Kill me now.
I spent the first few days trying to get past the fact that I have apparently chosen to live with a man who owns neither tin foil nor scissors, but the discovery that tin foil (along with plastic wrap and possibly Tupperware®) may not actually exist in France is something that will take much more getting used to. Apparently, they don’t really do food-storage.
Or labor laws–this woman was on the fourth floor on a windy, rainy day:
You know what else the French don’t do? Puff pastry.
You heard me.
See, I had dinner all planned out, because I’m kind of getting into this whole domestic thing (only worry if it lasts more than a week). I was going to make a version of the homemade pot pies I made in Washington Heights, which I imagined would be even more delicious with 1) forethought, and 2) fabulous French ingredients.
I searched every refrigerator and freezer case at least four times. No puff pastry (except for the kind with duck already in it), no ready-to-bake biscuits…nothing even close. And, apparently, somewhere along the way my entire self-worth had been staked on producing more than just a stew. I had the stupid Pyrex® baking dish (perfect size for two) in my grocery basket–I couldn’t turn back now!

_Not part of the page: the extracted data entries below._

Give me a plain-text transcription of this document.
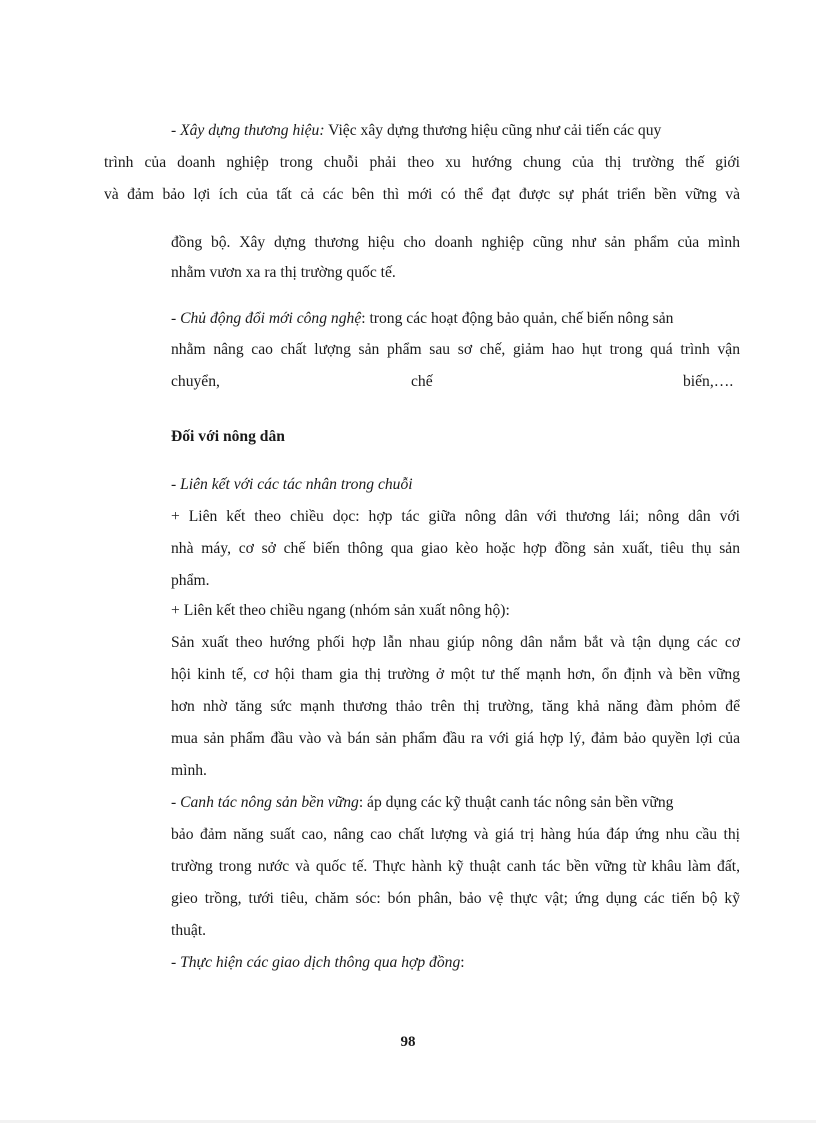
- Xây dựng thương hiệu: Việc xây dựng thương hiệu cũng như cải tiến các quy
trình của doanh nghiệp trong chuỗi phải theo xu hướng chung của thị trường thế giới
và đảm bảo lợi ích của tất cả các bên thì mới có thể đạt được sự phát triển bền vững và
đồng bộ. Xây dựng thương hiệu cho doanh nghiệp cũng như sản phẩm của mình
nhằm vươn xa ra thị trường quốc tế.
- Chủ động đổi mới công nghệ: trong các hoạt động bảo quản, chế biến nông sản
nhằm nâng cao chất lượng sản phẩm sau sơ chế, giảm hao hụt trong quá trình vận
chuyển,	chế	biến,….
Đối với nông dân
- Liên kết với các tác nhân trong chuỗi
+ Liên kết theo chiều dọc: hợp tác giữa nông dân với thương lái; nông dân với
nhà máy, cơ sở chế biến thông qua giao kèo hoặc hợp đồng sản xuất, tiêu thụ sản
phẩm.
+ Liên kết theo chiều ngang (nhóm sản xuất nông hộ):
Sản xuất theo hướng phối hợp lẫn nhau giúp nông dân nắm bắt và tận dụng các cơ
hội kinh tế, cơ hội tham gia thị trường ở một tư thế mạnh hơn, ổn định và bền vững
hơn nhờ tăng sức mạnh thương thảo trên thị trường, tăng khả năng đàm phỏm để
mua sản phẩm đầu vào và bán sản phẩm đầu ra với giá hợp lý, đảm bảo quyền lợi của
mình.
- Canh tác nông sản bền vững: áp dụng các kỹ thuật canh tác nông sản bền vững
bảo đảm năng suất cao, nâng cao chất lượng và giá trị hàng húa đáp ứng nhu cầu thị
trường trong nước và quốc tế. Thực hành kỹ thuật canh tác bền vững từ khâu làm đất,
gieo trồng, tưới tiêu, chăm sóc: bón phân, bảo vệ thực vật; ứng dụng các tiến bộ kỹ
thuật.
- Thực hiện các giao dịch thông qua hợp đồng:
98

Finally, on the fifth pass, I came across the pie crusts. Even better: I came across four types of pie crust, including one labelled as “salée” (salted), and I refused to be deterred by such trivia as the picture of the apple tart on the front, or the fact that the French have not yet evolved to the crust-on-top phase of pie. Clearly, I have the vision that they lack, and I will be the one to use this salée crust for the purpose for which God intended it.
Damn, but it was a good stew. Chicken and vegetables, with red wine and veal stock (“fond de veau,” my new favorite French phrase–it means “end of the calf” in much the same way that one might say “end of the hall”). Nice and thick, and seasoned perfectly. I poured it into the baking dish, and unrolled my crust on top. And nibbled a bit, of course, as I was cutting it down to size.
It was sweet.
It was really sweet.
It was my-mother-would-never-deign-to-bake-an-apple-tart-in-this sweet.
It was sweet in a way that was a million times more distressing than the way that it was dissolving rapidly into the stew. And I was too invested to just peel the thing off and throw it away–for added pressure, Nick had come home with no bread, possibly for the first time since he moved here.
Anyway.
Today I still have the bizarre taste of sugar and rosemary in the back of my throat, and I have decided that discretion is the better part of valor. I am strolling to the Eiffel Tower and taking a million pictures. I am dropping off Nick’s watch at the horlogerie across the street, writing thank-you notes to the nice people who have sent cards (we feel that springing for international postage merits a written reply), and keeping my eyes peeled for tin foil.
And tortellini is fine for dinner, right?